With $3M grant from Stand Up to Cancer, UCLA researcher to advance understanding of how a promising new combination therapy could overcome melanoma resistance to immunotherapy

Clinical study could potentially lead to improved patient outcomes compared to current standard of care
UCLA melanoma research pioneer Dr. Antoni Ribas

Dr. Antoni Ribas, director of the UCLA Jonsson Comprehensive Cancer Center’s Tumor Immunology Program and a professor of medicine at the David Geffen School of Medicine, has received a $3 million grant from Stand Up to Cancer to study the factors that shape how metastatic melanoma responds to a promising new drug combination therapy. By advancing the understanding of how patients respond to this therapeutic approach, the research has the potential to profoundly change the way the melanoma and other cancers are treated.

Stand Up To Cancer, under its SU2C Catalyst program, provides grants to researchers to conduct clinical trials and correlated translational research across a variety of cancers. The focus of SU2C Catalyst clinical trials is to study drugs used by themselves or in combination with other therapies as well as standard-of-care treatments, with the goal to improve outcomes for people with the disease. The SU2C Catalyst program also significantly expedites the process of going from ideas to contracts to trials, compared to traditional investigator-initiated studies.

As one of ten SU2C Catalyst clinical trial projects launched by Stand Up to Cancer, Ribas will lead the research entitled, “Reversing primary anti-PD-1 resistance with ipilimumab and nivolumab.”

Nivolumab and pembrolizumab are current standard first-line therapies for patients with metastatic melanoma.

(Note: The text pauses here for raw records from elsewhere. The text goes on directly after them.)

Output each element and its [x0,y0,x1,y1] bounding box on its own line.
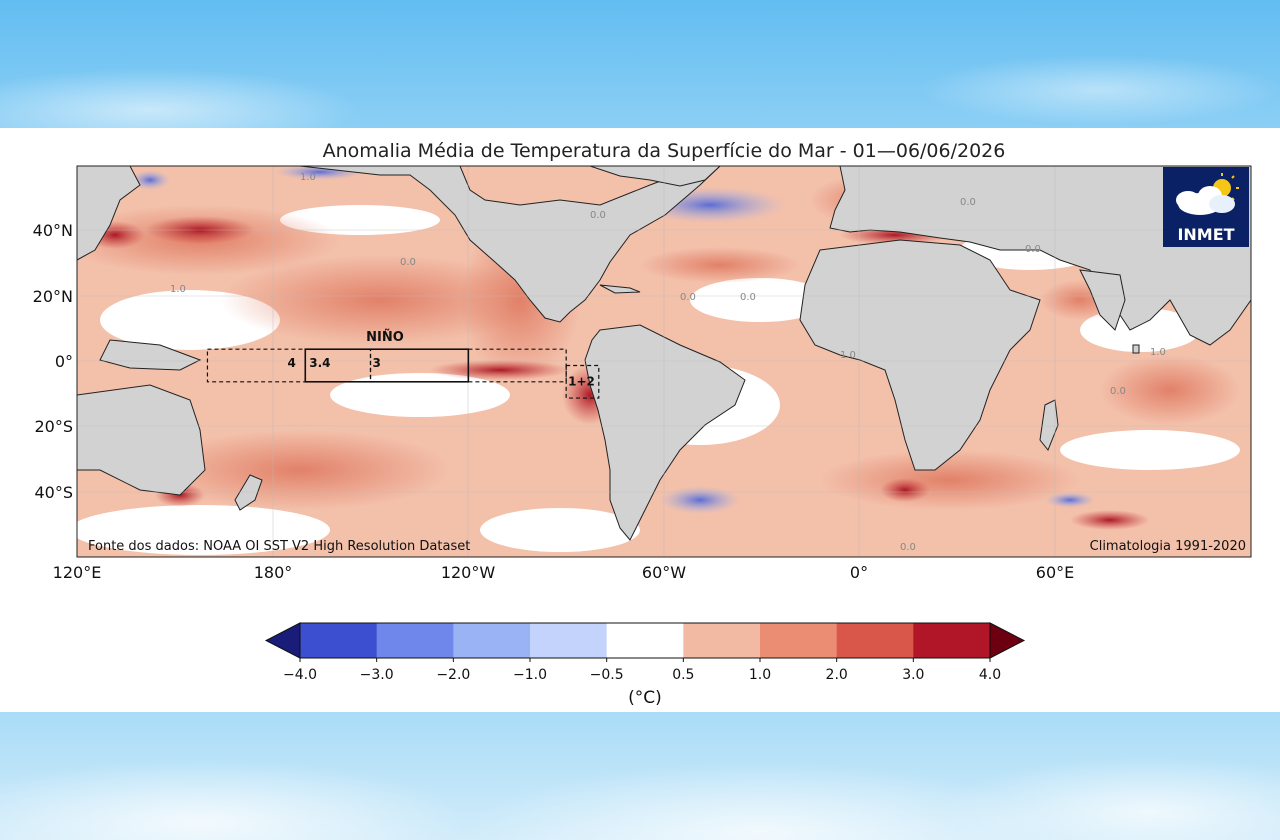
colorbar-tick-label: −0.5 [590,667,624,683]
nino-region-label: 3.4 [309,356,330,370]
contour-label: 0.0 [1110,386,1126,397]
contour-label: 0.0 [1025,244,1041,255]
caribbean-islands [599,284,641,294]
nino-region-label: 3 [373,356,381,370]
land-masses [77,166,1251,541]
nino-region-box [565,364,600,399]
colorbar-tick-label: 2.0 [826,667,848,683]
greenland [589,166,721,187]
lon-label: 0° [850,563,868,582]
colorbar-bin [913,623,991,658]
contour-label: 0.0 [590,210,606,221]
map-title: Anomalia Média de Temperatura da Superfí… [322,140,1006,162]
lat-label: 20°N [33,287,73,306]
contour-label: 1.0 [170,284,186,295]
colorbar-bin [453,623,531,658]
contour-label: 1.0 [1150,347,1166,358]
nino-region-box [206,348,372,383]
nino-region-label: 4 [287,356,295,370]
nino-region-label: 1+2 [568,375,595,389]
new-zealand [234,474,263,511]
contour-labels: 1.0 0.0 0.0 1.0 0.0 0.0 0.0 1.0 0.0 0.0 … [170,172,1166,553]
nino-heading: NIÑO [366,329,404,345]
colorbar-tick-label: −3.0 [360,667,394,683]
east-asia [77,166,141,261]
lat-label: 40°S [34,483,73,502]
lat-label: 20°S [34,417,73,436]
contour-label: 0.0 [900,542,916,553]
sri-lanka [1132,344,1140,354]
graticule [77,166,1251,557]
colorbar-extend-low [264,622,301,659]
inmet-logo-text: INMET [1177,225,1234,244]
colorbar-tick-label: 4.0 [979,667,1001,683]
contour-label: 0.0 [400,257,416,268]
contour-label: 1.0 [300,172,316,183]
lat-label: 0° [55,352,73,371]
sky-background-bottom [0,712,1280,840]
latitude-labels: 40°N 20°N 0° 20°S 40°S [33,221,73,502]
madagascar [1039,399,1059,451]
colorbar-bin [683,623,761,658]
colorbar-bin [836,623,914,658]
sky-background-top [0,0,1280,128]
lat-label: 40°N [33,221,73,240]
colorbar-tick-label: 1.0 [749,667,771,683]
africa [799,239,1041,471]
colorbar-unit: (°C) [628,688,662,708]
data-source-note: Fonte dos dados: NOAA OI SST V2 High Res… [88,539,470,554]
australia [77,384,206,496]
colorbar-bin [300,623,378,658]
colorbar-tick-label: 0.5 [672,667,694,683]
eurasia [829,166,1251,346]
lon-label: 60°W [642,563,686,582]
longitude-labels: 120°E 180° 120°W 60°W 0° 60°E [53,563,1075,582]
south-america [584,324,746,541]
contour-label: 0.0 [680,292,696,303]
colorbar-bin [760,623,838,658]
lon-label: 120°E [53,563,102,582]
lon-label: 60°E [1036,563,1074,582]
map-frame [76,165,1252,558]
inmet-logo: INMET [1163,167,1249,247]
nino-regions: 4 3.4 3 1+2 [206,348,600,399]
colorbar-bin [376,623,454,658]
contour-label: 0.0 [960,197,976,208]
indonesia [99,339,202,371]
colorbar-bin [530,623,608,658]
climatology-note: Climatologia 1991-2020 [1090,539,1246,554]
lon-label: 120°W [441,563,496,582]
lon-label: 180° [254,563,293,582]
cloud-sun-icon [1176,173,1239,215]
india [1079,269,1126,331]
colorbar-tick-label: −1.0 [513,667,547,683]
colorbar-extend-high [989,622,1026,659]
colorbar-bin [606,623,684,658]
colorbar-tick-label: −2.0 [436,667,470,683]
contour-label: 0.0 [740,292,756,303]
colorbar: −4.0 −3.0 −2.0 −1.0 −0.5 0.5 1.0 2.0 3.0 4.0 [264,622,1026,683]
colorbar-outline [299,622,991,659]
colorbar-tick-label: 3.0 [902,667,924,683]
warm-anomaly-areas [77,175,1240,510]
north-america [299,166,721,323]
contour-label: 1.0 [840,350,856,361]
colorbar-tick-label: −4.0 [283,667,317,683]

However, a majority of patient’s melanoma tumors are resistant to these treatments, and there is an urgent need to understand the mechanisms of how these tumors evade immune response and to better identify patients who will and will not respond to this therapy.

The study will test if patients whose melanoma did not respond to the front-line treatment could respond to the addition of ipilimumab, another immune checkpoint inhibitor. The two drugs, each blocking a different immune checkpoint, in effect release the brakes that limit the immune system’s response to cancer and allow it invade tumors and attack melanoma cells. However, side effects increase significantly. Therefore, this study would use this more toxic combination only in patients who may be more likely to need it because they had not benefitted from the less toxic single agent therapy.

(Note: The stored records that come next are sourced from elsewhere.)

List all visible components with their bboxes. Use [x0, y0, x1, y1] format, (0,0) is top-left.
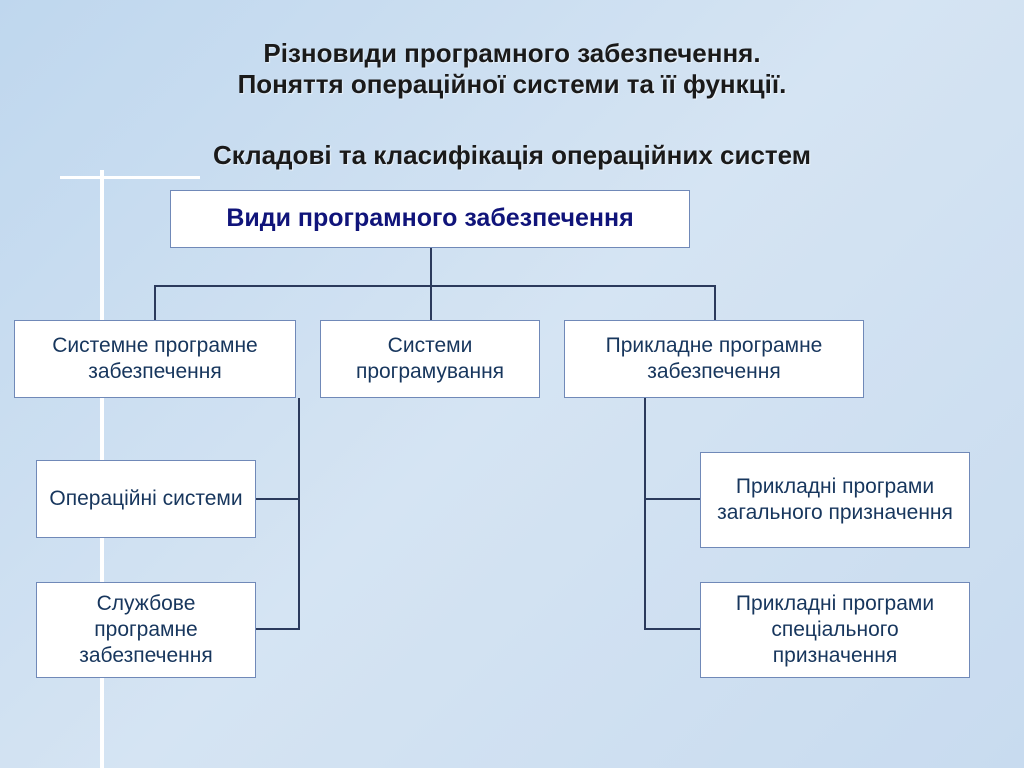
node-root: Види програмного забезпечення: [170, 190, 690, 248]
node-sluzhbove-label: Службове програмне забезпечення: [47, 591, 245, 670]
node-specialnogo: Прикладні програми спеціального призначе…: [700, 582, 970, 678]
connector-segment: [644, 498, 700, 500]
node-zagalnogo: Прикладні програми загального призначенн…: [700, 452, 970, 548]
connector-segment: [256, 628, 300, 630]
node-sluzhbove: Службове програмне забезпечення: [36, 582, 256, 678]
page-title: Різновиди програмного забезпечення. Поня…: [0, 38, 1024, 100]
connector-segment: [154, 285, 156, 320]
node-os-label: Операційні системи: [49, 486, 242, 512]
node-zagalnogo-label: Прикладні програми загального призначенн…: [711, 474, 959, 527]
connector-segment: [154, 285, 716, 287]
connector-segment: [256, 498, 300, 500]
connector-segment: [644, 398, 646, 630]
node-root-label: Види програмного забезпечення: [226, 203, 633, 234]
connector-segment: [714, 285, 716, 320]
node-prykladne: Прикладне програмне забезпечення: [564, 320, 864, 398]
page-subtitle: Складові та класифікація операційних сис…: [0, 140, 1024, 171]
node-systemy-prog: Системи програмування: [320, 320, 540, 398]
node-systemy-prog-label: Системи програмування: [331, 333, 529, 386]
node-os: Операційні системи: [36, 460, 256, 538]
title-line1: Різновиди програмного забезпечення.: [0, 38, 1024, 69]
node-specialnogo-label: Прикладні програми спеціального призначе…: [711, 591, 959, 670]
connector-segment: [298, 398, 300, 630]
connector-segment: [430, 285, 432, 320]
node-prykladne-label: Прикладне програмне забезпечення: [575, 333, 853, 386]
decor-horizontal-line: [60, 176, 200, 179]
node-systemne-label: Системне програмне забезпечення: [25, 333, 285, 386]
connector-segment: [430, 248, 432, 287]
node-systemne: Системне програмне забезпечення: [14, 320, 296, 398]
title-line2: Поняття операційної системи та її функці…: [0, 69, 1024, 100]
connector-segment: [644, 628, 700, 630]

“I am extremely grateful to receive this generous recognition of our research by Stand Up to Cancer,” Ribas said. “We have the potential to determine if the combination of two immune checkpoint inhibitors can reverse resistance to the single agents. I am very excited that this trial will better define which patients should receive the combination immunotherapy.”

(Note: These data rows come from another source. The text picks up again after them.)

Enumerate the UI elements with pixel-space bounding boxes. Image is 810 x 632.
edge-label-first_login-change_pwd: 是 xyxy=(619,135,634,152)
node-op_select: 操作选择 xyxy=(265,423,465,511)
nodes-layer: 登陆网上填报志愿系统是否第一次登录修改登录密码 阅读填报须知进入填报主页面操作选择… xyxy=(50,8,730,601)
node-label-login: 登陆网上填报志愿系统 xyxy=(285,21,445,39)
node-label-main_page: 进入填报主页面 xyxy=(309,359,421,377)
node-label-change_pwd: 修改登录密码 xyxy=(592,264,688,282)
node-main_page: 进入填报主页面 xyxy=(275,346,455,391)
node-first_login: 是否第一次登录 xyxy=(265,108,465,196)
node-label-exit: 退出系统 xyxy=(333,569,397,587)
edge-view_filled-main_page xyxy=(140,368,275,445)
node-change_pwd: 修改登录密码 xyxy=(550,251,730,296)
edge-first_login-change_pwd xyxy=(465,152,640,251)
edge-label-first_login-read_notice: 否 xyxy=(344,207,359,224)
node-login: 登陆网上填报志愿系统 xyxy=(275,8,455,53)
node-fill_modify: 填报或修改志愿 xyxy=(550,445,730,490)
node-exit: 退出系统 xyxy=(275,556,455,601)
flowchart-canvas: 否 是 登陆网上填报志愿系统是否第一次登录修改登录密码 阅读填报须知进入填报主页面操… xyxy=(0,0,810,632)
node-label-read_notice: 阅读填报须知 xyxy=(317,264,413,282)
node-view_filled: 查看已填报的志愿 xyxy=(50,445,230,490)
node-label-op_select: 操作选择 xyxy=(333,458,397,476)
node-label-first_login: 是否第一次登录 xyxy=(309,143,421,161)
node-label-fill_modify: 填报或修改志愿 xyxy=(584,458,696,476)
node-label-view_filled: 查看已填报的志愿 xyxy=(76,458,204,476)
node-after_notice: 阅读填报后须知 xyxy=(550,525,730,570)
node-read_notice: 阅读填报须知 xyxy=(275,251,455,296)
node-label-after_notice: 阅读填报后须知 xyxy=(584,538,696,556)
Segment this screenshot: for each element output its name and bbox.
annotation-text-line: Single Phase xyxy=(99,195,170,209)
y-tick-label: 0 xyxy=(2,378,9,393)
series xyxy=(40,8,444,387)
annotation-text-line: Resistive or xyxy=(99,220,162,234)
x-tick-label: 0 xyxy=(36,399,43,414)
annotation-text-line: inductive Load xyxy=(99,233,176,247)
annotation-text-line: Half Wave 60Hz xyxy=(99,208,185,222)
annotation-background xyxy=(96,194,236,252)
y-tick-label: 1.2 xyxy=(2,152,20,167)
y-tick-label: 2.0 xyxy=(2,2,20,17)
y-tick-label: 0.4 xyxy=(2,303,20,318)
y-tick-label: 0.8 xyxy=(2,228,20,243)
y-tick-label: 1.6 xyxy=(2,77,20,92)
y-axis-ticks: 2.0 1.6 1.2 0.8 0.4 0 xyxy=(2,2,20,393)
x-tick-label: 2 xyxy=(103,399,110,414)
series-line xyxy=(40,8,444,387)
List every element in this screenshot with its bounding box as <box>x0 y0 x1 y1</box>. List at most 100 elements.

An estimated 70,000 new cases of melanoma are diagnosed in the United States annually, and 8,000 people will eventually die of the disease each year.

Ribas’ clinical trial will be conducted through the SWOG melanoma committee, a network of researchers funded by the National Cancer Institute that design and conduct cancer clinical trials, thereby bringing the protocol to the smaller community hospitals and practices in addition to the participation of large academic centers.